The Southeast Como Improvement Association is halfway through construction of a bread oven in the neighborhood’s FairShare Farm Community Garden.
The oven will be constructed from sustainable materials to keep costs down and reuse otherwise wasted materials, and should be finished by spring.
SECIA members first discussed introducing a community bread oven, which would resemble a wood-fired pizza oven, to an area garden last March, SECIA Neighborhood Coordinator Ricardo McCurley said.
Organizers wrote grant requests to pay for construction costs, he said, but they were denied.
Instead, SECIA and FairShare farmers hosted a neighborhood-wide auction at Sporty’s Pub and Grill in August, raising nearly $2,000 that day, McCurley said.
Between May and September, the neighborhood raised about $1,000 additionally, which SECIA matched, surpassing by about $1,000 the estimate contractors Ramy Selim and his friend Mark Morgan, a long-time oven-builder, projected for material costs.
Selim, a local contractor and Como resident since the early ’90s, became involved with SECIA in 2008 and said working on the project reflects his dedication to the community.
“He’s a bit of a jack-of-all [trades],” McCurley said. “He’s done a little bit of everything, and we knew he did cement work.”
Both Selim and Morgan specialize in work with sustainable materials and chose a clay, straw and sand mix, called cob, for the Como project.
“I do all types of construction, but I always try to steer people into more sustainable alternative building methods,” Selim said.
Because cob can dissolve in rain, a local metal artist will design a roof for the structure, which will also be used as a space for growing herbs, he said.
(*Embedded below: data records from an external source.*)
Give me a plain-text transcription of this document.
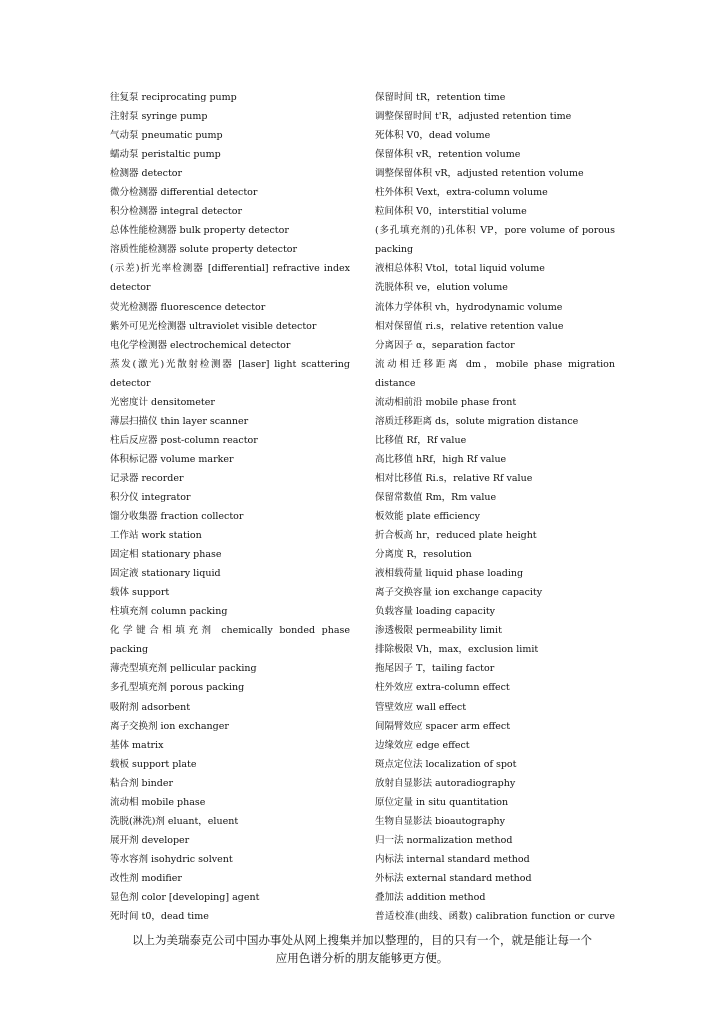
往复泵 reciprocating pump
注射泵 syringe pump
气动泵 pneumatic pump
蠕动泵 peristaltic pump
检测器 detector
微分检测器 differential detector
积分检测器 integral detector
总体性能检测器 bulk property detector
溶质性能检测器 solute property detector
(示差)折光率检测器 [differential] refractive index
detector
荧光检测器 fluorescence detector
紫外可见光检测器 ultraviolet visible detector
电化学检测器 electrochemical detector
蒸发(激光)光散射检测器 [laser] light scattering
detector
光密度计 densitometer
薄层扫描仪 thin layer scanner
柱后反应器 post-column reactor
体积标记器 volume marker
记录器 recorder
积分仪 integrator
馏分收集器 fraction collector
工作站 work station
固定相 stationary phase
固定液 stationary liquid
载体 support
柱填充剂 column packing
化学键合相填充剂 chemically bonded phase
packing
薄壳型填充剂 pellicular packing
多孔型填充剂 porous packing
吸附剂 adsorbent
离子交换剂 ion exchanger
基体 matrix
载板 support plate
粘合剂 binder
流动相 mobile phase
洗脱(淋洗)剂 eluant，eluent
展开剂 developer
等水容剂 isohydric solvent
改性剂 modifier
显色剂 color [developing] agent
死时间 t0，dead time
保留时间 tR，retention time
调整保留时间 t'R，adjusted retention time
死体积 V0，dead volume
保留体积 vR，retention volume
调整保留体积 vR，adjusted retention volume
柱外体积 Vext，extra-column volume
粒间体积 V0，interstitial volume
(多孔填充剂的)孔体积 VP，pore volume of porous
packing
液相总体积 Vtol，total liquid volume
洗脱体积 ve，elution volume
流体力学体积 vh，hydrodynamic volume
相对保留值 ri.s，relative retention value
分离因子 α，separation factor
流动相迁移距离 dm，mobile phase migration
distance
流动相前沿 mobile phase front
溶质迁移距离 ds，solute migration distance
比移值 Rf，Rf value
高比移值 hRf，high Rf value
相对比移值 Ri.s，relative Rf value
保留常数值 Rm，Rm value
板效能 plate efficiency
折合板高 hr，reduced plate height
分离度 R，resolution
液相载荷量 liquid phase loading
离子交换容量 ion exchange capacity
负载容量 loading capacity
渗透极限 permeability limit
排除极限 Vh，max，exclusion limit
拖尾因子 T，tailing factor
柱外效应 extra-column effect
管壁效应 wall effect
间隔臂效应 spacer arm effect
边缘效应 edge effect
斑点定位法 localization of spot
放射自显影法 autoradiography
原位定量 in situ quantitation
生物自显影法 bioautography
归一法 normalization method
内标法 internal standard method
外标法 external standard method
叠加法 addition method
普适校准(曲线、函数) calibration function or curve
以上为美瑞泰克公司中国办事处从网上搜集并加以整理的，目的只有一个，就是能让每一个
应用色谱分析的朋友能够更方便。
Work on the ovens began in mid-September when a group of residents, led by Selim, laid the sand-filled tractor tire foundation. Over the next few weeks, Selim delegated about 20 hours of his free time to the project, he said.
“It’s cheaper, for one,” Selim said. “Hauling the sand is pretty physically demanding, but it wasn’t too bad actually. And tires are a waste product, so we’re reusing something that really doesn’t have a second life.”
The oven will mainly be used at larger events because it takes hours to heat up, Morgan said.
“It brings community together,” Morgan said. “When you fire one of these up, you want to cook 20, 30, 40, 50, 100 pizzas. You’re not going to want to fire this thing up for one pizza.”
The oven will require weeks of above-freezing temperatures to dry and set, Selim said, so he’s waiting to finish until next spring.
The framework of the oven’s metal roof will be finished in early November.